449 self._assert_input_compatibility(inputs)
--> 450 outputs = self.call(inputs, *args, **kwargs)
451
452 # Apply activity regularization.
/Library/Frameworks/Python.framework/Versions/3.5/lib/python3.5/site-packages/tensorflow/python/ops/rnn_cell_impl.py in call(self, inputs, state)
936 [-1, cell.state_size])
937 cur_state_pos += cell.state_size
--> 938 cur_inp, new_state = cell(cur_inp, cur_state)
939 new_states.append(new_state)
940
/Library/Frameworks/Python.framework/Versions/3.5/lib/python3.5/site-packages/tensorflow/python/ops/rnn_cell_impl.py in __call__(self, inputs, state, scope)
178 with vs.variable_scope(vs.get_variable_scope(),
179 custom_getter=self._rnn_get_variable):
--> 180 return super(RNNCell, self).__call__(inputs, state)
181
182 def _rnn_get_variable(self, getter, *args, **kwargs):
/Library/Frameworks/Python.framework/Versions/3.5/lib/python3.5/site-packages/tensorflow/python/layers/base.py in __call__(self, inputs, *args, **kwargs)
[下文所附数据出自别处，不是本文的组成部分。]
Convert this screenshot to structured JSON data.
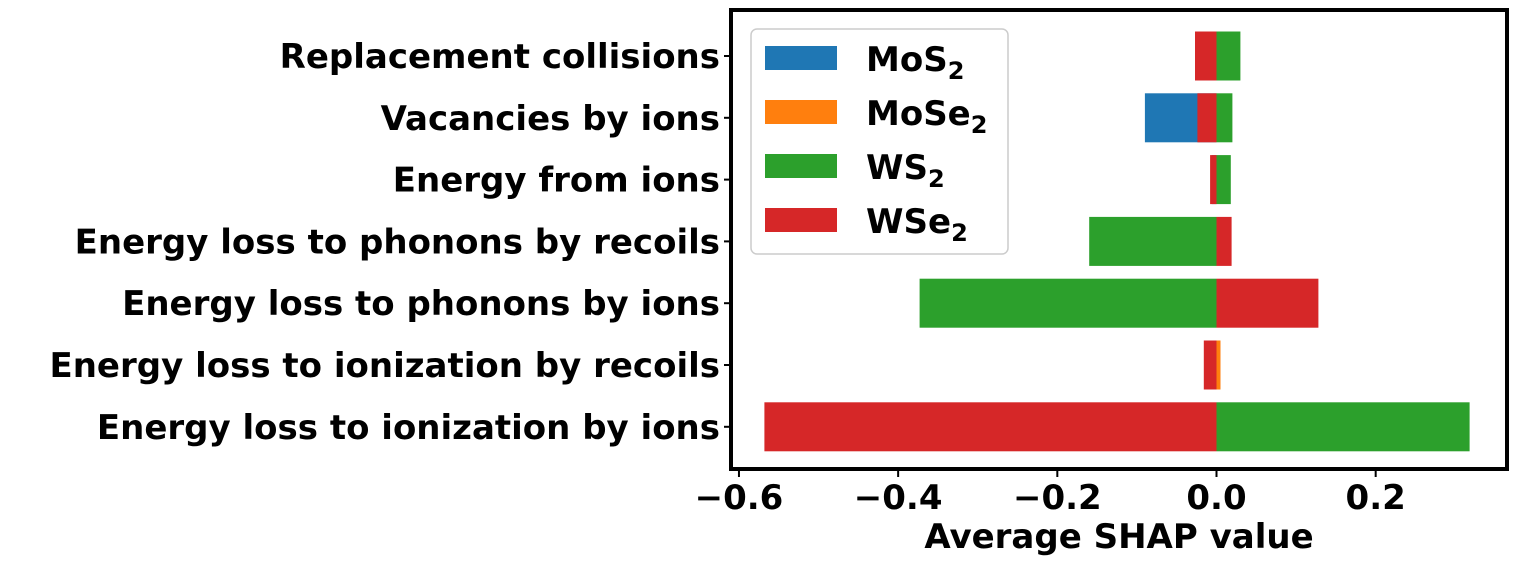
{
  "chart_data": {
    "type": "bar",
    "orientation": "horizontal",
    "stacked": "diverging",
    "title": "",
    "xlabel": "Average SHAP value",
    "ylabel": "",
    "categories": [
      "Replacement collisions",
      "Vacancies by ions",
      "Energy from ions",
      "Energy loss to phonons by recoils",
      "Energy loss to phonons by ions",
      "Energy loss to ionization by recoils",
      "Energy loss to ionization by ions"
    ],
    "series": [
      {
        "name": "MoS",
        "subscript": "2",
        "color": "#1f77b4",
        "values": [
          0.0,
          -0.09,
          -0.006,
          0.0,
          0.0,
          0.0,
          0.0
        ]
      },
      {
        "name": "MoSe",
        "subscript": "2",
        "color": "#ff7f0e",
        "values": [
          0.0,
          0.0,
          0.0,
          0.0,
          0.0,
          0.005,
          0.0
        ]
      },
      {
        "name": "WS",
        "subscript": "2",
        "color": "#2ca02c",
        "values": [
          0.03,
          0.02,
          0.018,
          -0.16,
          -0.373,
          0.0,
          0.318
        ]
      },
      {
        "name": "WSe",
        "subscript": "2",
        "color": "#d62728",
        "values": [
          -0.027,
          -0.024,
          -0.008,
          0.019,
          0.128,
          -0.016,
          -0.568
        ]
      }
    ],
    "xlim": [
      -0.61,
      0.365
    ],
    "xticks": [
      -0.6,
      -0.4,
      -0.2,
      0.0,
      0.2
    ],
    "xtick_labels": [
      "−0.6",
      "−0.4",
      "−0.2",
      "0.0",
      "0.2"
    ],
    "grid": false,
    "legend_position": "upper-left"
  }
}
448 # Check input assumptions set after layer building, e.g. input shape.
449 self._assert_input_compatibility(inputs)
--> 450 outputs = self.call(inputs, *args, **kwargs)
451
452 # Apply activity regularization.
/Library/Frameworks/Python.framework/Versions/3.5/lib/python3.5/site-packages/tensorflow/python/ops/rnn_cell_impl.py in call(self, inputs, state)
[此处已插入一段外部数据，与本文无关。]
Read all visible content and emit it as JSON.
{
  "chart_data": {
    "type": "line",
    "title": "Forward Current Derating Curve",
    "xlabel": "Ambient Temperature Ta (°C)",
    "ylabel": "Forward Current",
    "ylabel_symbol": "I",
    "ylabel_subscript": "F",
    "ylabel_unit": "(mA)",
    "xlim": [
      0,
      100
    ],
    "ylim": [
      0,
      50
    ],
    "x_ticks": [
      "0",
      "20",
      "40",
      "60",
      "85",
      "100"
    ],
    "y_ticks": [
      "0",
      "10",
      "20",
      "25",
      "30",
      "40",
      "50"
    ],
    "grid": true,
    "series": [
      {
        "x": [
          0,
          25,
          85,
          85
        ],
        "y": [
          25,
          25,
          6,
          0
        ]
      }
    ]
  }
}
554 input_size = inputs.get_shape().with_rank(2)[1]
555 if input_size.value is None:
--> 556 raise ValueError("Could not infer input size from inputs.get_shape()[-1]")
557 scope = vs.get_variable_scope()
558 with vs.variable_scope(scope, initializer=self._initializer) as unit_scope:
ValueError: Could not infer input size from inputs.get_shape()[-1]
我刚刚开始使用tensforflow,所以任何人都可以帮助我: 这是解决解码器输入上编码器的最后隐藏状态的正确方法吗? 以及在将auxiliary_inputs作为错误提供后,解码器输入为什么变为无?
答案 0 :(得分:0)
找到我犯的错误:
使用&#34; context_vector_shape&#34;定义auxiliary_inputs的形状张量将导致所有维度大小(?,?,?),这导致&#34; ValueError:无法从inputs.get_shape()[ - 1]&#34推断输入大小;,
直接定义auxiliary_inputs张量的形状为(?,?,context_dim)将解决这个问题。